Evaluation of grain and forage yield and amount of some elements in fodder of new triticale lines affected by nitrogen splitting

Triticale is the first man-made crop. It was designed in order to obtain a cereal, which combines good quality grain yield from wheat parent with tolerance to abiotic and biotic stress. Modern triticale cultivars show higher yields and superior adaptation to soil quality and environments than wheat. In arid and semi-arid conditions, triticale has higher forage yield than wheat and barley.)Oelke et al., 2009(. From triticale, grain yield was reported 5641 kg / ha. (Salehi et. al., 2018). Selection of suitable genotype is very important and will increase seed and forage yield of triticale. Yield superiority of Sanabad cultivar (line ET-82-15) compared to control (Juanilo 92) was reported. But in a report, the average grain yield of Page cultivar (line ET-84-17) was higher than Juanilo 92 and Sanabad (Guodsi et. al., 2017). Many authors have reported positive effect of N fertilization on grain yield .The optimal timing of N application increased grain yield and protein content. One of the major agro technical factors which affect grain yield and enable farmers to take advantage of the high production potential of cereals is mineral fertilization, especially nitrogen nutrition. Nitrogen is the most important yield-boosting nutrient. It affects final grain yield through the influencing on the formation of yield components during the whole growing season. Both N rates and application time are important to the development of yield components.

In order to determine effect of nitrogen on forage and grain yield of triticale genotypes, this experiment was done in Qarakheil (Qaemshahr) and Baye cola (Neka) of Mazandaran province. The experiment was carried out as split plot factorial design with three replications in the 2016-2017 growing season. Six new triticale genotypes (ET-89-1، ET-89-7، ET-89-9 ، ET-89-12، ET-89 - 13 and ET-89-16) were assigned to the main plots. Three levels of nitrogen amount (50, 70 and 90 kg.ha-1) and three timings of nitrogen application (planting + stem elongation, planting + heading and planting + tillering) were assigned to the sub plots as factorial treatments. Forage yield, dry forage yield, forage nitrogen, grain yield, plant height, and phosphorus, potassium and calcium in forage were measured.

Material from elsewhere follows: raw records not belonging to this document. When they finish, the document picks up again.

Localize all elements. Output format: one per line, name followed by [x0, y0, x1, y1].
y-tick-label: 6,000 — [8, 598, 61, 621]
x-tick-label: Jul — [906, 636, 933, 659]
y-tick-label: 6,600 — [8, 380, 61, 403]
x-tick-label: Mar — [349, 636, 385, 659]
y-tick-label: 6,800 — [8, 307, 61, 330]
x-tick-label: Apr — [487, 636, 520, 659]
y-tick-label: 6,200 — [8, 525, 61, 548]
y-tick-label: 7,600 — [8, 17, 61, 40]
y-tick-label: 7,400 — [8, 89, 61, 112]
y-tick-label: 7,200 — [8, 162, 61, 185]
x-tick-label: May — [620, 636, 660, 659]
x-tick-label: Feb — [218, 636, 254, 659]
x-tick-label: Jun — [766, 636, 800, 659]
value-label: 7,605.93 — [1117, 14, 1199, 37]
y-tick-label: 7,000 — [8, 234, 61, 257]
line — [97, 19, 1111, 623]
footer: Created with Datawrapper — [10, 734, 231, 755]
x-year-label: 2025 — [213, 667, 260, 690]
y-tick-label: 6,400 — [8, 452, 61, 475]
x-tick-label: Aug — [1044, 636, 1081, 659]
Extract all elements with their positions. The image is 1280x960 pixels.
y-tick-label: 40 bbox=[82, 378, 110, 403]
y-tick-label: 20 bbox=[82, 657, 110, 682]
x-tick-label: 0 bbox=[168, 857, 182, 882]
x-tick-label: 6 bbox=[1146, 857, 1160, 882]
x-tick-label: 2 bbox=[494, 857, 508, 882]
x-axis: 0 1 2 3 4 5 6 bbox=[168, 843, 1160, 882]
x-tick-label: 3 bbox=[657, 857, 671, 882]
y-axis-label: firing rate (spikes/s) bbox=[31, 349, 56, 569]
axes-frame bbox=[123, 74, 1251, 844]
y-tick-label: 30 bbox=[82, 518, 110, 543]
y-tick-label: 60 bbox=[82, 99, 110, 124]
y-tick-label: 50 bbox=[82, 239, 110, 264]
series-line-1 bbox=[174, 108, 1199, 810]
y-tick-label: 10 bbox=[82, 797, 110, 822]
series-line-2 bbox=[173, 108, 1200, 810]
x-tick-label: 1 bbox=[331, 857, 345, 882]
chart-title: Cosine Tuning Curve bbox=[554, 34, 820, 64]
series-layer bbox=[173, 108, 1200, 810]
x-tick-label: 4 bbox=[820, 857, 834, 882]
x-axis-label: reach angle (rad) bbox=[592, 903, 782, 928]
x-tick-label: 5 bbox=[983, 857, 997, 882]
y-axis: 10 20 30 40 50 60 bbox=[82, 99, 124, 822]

The results of the combined analysis of variance indicated that the effect of location was significant on the all studied traits (except for forage nitrogen and calcium). The highest grain yield (5.914 ton.ha-1) was obtained with Bayecola, which significantly differed from Qarakheil where yield production was recorded as 5.628 ton.ha-1. The highest forage yield of 48.59 ton.ha-1 was achieved in Qarakheil, which had significant difference compared with the yield of Bayecola (43.34 ton.ha-1). Titicale genotype ET-89-13 was the best genotype in terms of forage (50.53 ton.ha-1)and grain yield (6.136 ton.ha-1). The greatest forage and grain yield (46.89 and 5.973 ton.ha-1, respectively) were obtained when nitrogen was used at 90 kg.ha-1. The application time of nitrogen: (1-planting + stem elongation, 2-planting + heading 3-tillering + heading) did not significantly affect forage yield. The application of nitrogen at the tillering + heading stage produced the greatest grain yield of 6.030 ton.ha-1 that had significant difference with other treatments. Nitrogen treatment at 90 kg.ha-1 resulted in the highest nitrogen content in dry forage (1.27 %). The use of nitrogen at the tillering + heading stage gave the greatest nitrogen content in dry forage (1.254 %). The application of 90 kg.ha-1 nitrogen produced the highest potassium content in plant (1.485%).

Our results indicated that the amount of nitrogen is important on forage and grain yield of triticale, while the application time of nitrogen had no significant effect on forage yield. the application of nitrogen at the tillering + heading stage produced the highest grain yield in triticale.